In our field tests, we had mixed results from the autofocusing system. The R1 did well in bright light using the 5-zone Multipoint AF mode, although it’s not as fast or accurate as most DSLRs in its price range. This mode is more easily fooled by detailed background elements, even when the subject is centered. But its other AF modes are harder to trick; they can be chosen by repeatedly pressing the multi-selector button with your thumb.
The Center AF mode shows a fixed AF box in the center that works like most other centrally located AF zones. We preferred the Flexible Spot AF mode that tightens the AF zone to approximately 5% of the viewfinder. When left in the center, it works like the Center AF mode with a tighter concentration-you can place it on an off-center subject, focus, and then recompose while holding down the shutter or AE-lock button.
Anyone who’s done this with a camera on a tripod knows what a hassle it can be to readjust the camera back and forth, so the R1 lets you move the Flexible Spot AF zone to wherever you want it in the scene (actually, about 80% of the image area can be chosen, with 10% on the far right and left restricted). If you then switch to manual focus, the area around the spot AF zone fills the entire viewfinder while you tweak focus. Then it goes back to normal view in about 2 seconds. Granted, the manual-focus ring is actually a servo mechanism that responds a bit slower than a manual gear, but Sony also added a quick AF-assist button on the side of the lens to speed up the process.
In addition to the AF and manual-focus modes, the R1 features single, monitor, and continuous AF. The latter is useful for tracking a subject, since it continues to focus after you press down on the shutter, up to the moment of exposure. Yet we found the tracking capability of the R1 less sensitive than that of many DSLRs in its price range.
The DSC-R1’s image quality is the best we’ve ever seen in a Sony camera and comparable to the best DSLRs in its class. If the R1 has an Achilles’ heel, it’s the electronic viewfinder, which might be a hard transition for those who are used to composing with a sharper, higher-magnification 35mm or digital SLR’s optical viewfinder.
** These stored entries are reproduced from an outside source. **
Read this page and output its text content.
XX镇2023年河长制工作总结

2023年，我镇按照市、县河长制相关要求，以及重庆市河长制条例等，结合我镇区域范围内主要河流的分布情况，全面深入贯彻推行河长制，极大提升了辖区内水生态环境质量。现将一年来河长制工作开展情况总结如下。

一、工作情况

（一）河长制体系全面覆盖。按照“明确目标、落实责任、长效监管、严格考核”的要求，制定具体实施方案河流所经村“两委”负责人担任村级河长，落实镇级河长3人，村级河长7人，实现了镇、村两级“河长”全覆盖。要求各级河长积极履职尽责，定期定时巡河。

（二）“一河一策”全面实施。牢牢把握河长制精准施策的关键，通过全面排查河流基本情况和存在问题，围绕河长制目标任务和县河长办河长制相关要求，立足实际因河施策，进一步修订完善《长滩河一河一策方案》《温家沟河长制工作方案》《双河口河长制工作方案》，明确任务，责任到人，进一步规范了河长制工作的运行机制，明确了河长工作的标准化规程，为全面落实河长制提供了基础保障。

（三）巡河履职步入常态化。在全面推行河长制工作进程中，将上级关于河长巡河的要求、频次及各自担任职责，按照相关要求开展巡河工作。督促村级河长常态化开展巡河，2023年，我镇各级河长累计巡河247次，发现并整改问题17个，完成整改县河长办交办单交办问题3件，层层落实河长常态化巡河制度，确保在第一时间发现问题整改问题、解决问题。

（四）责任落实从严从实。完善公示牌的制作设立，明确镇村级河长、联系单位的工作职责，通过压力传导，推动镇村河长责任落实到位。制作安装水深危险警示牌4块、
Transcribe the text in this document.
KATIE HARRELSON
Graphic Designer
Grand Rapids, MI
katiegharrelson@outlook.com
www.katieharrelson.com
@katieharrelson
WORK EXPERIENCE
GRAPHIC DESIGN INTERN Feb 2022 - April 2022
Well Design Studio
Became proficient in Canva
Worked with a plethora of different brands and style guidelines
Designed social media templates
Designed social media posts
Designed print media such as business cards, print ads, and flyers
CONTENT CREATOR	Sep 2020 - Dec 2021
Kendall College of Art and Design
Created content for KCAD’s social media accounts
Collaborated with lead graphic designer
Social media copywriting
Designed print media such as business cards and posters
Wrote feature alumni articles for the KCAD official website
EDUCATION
This camera can handle most situations, including product and nature shots, with ease. The wide-angle lens and accessory-dedicated flash also make it ideal for real estate, insurance, and other business uses. But portrait and sports shooters won’t be satisfied with the resolution and response of the R1’s EVF, the limited scope of its built-in lens, or the shortcomings of its external flash system.
This may be the first EVF camera without video and sound capture; those moving up from a digital compact may miss it. Maybe Sony simply wanted to underscore how serious the DSC-R1 is about still photos.
Certified Test Results:
Resolution: Excellent (2000Vx2000H x1850D lines). Color accuracy: Extremely High (Avg. Delta E: 9.77). Highlight/shadow detail: High. Contrast: Slightly High; adjustable in 3 steps via menus. Noise: Low at ISO 160 to ISO 400, Moderately Low at ISO 800, Moderate at ISO 1600. Image quality: Extremely High from ISO 160 to 800. AF speed: Fast in bright light, but slower in low light, especially when using the 5-zone Multipoint AF mode. Red AF-assist light speeds low-light focusing. Viewfinder: The fine-grained EVF shows nearly 100% of the picture area, an Excellent result, while its 0.58X magnification gets a Below Averge rating. Distortion: On DxO Analyzer 2.0 tests, the Carl Zeiss Vario-Sonnar T* Lens (12 elements in 10 groups with 4 aspherical elements) showed Very Visible barrel distortion at 24mm equivalent and Visible pincushion distortion at 120mm. CIPA battery life: Approx. 550 shots with rechargeable NP-FM50 Info-Lithium battery. For info: www.sonystyle.com; 877-865-7669.
• First 10.3MP camera for under $1,000.
• High-quality 5X zoom starts at 24mm.
• 2-inch, swivel LCD monitor.
• EVF locks up in burst mode.
• No video and sound capture.
• AF slower than DSLRs in price range.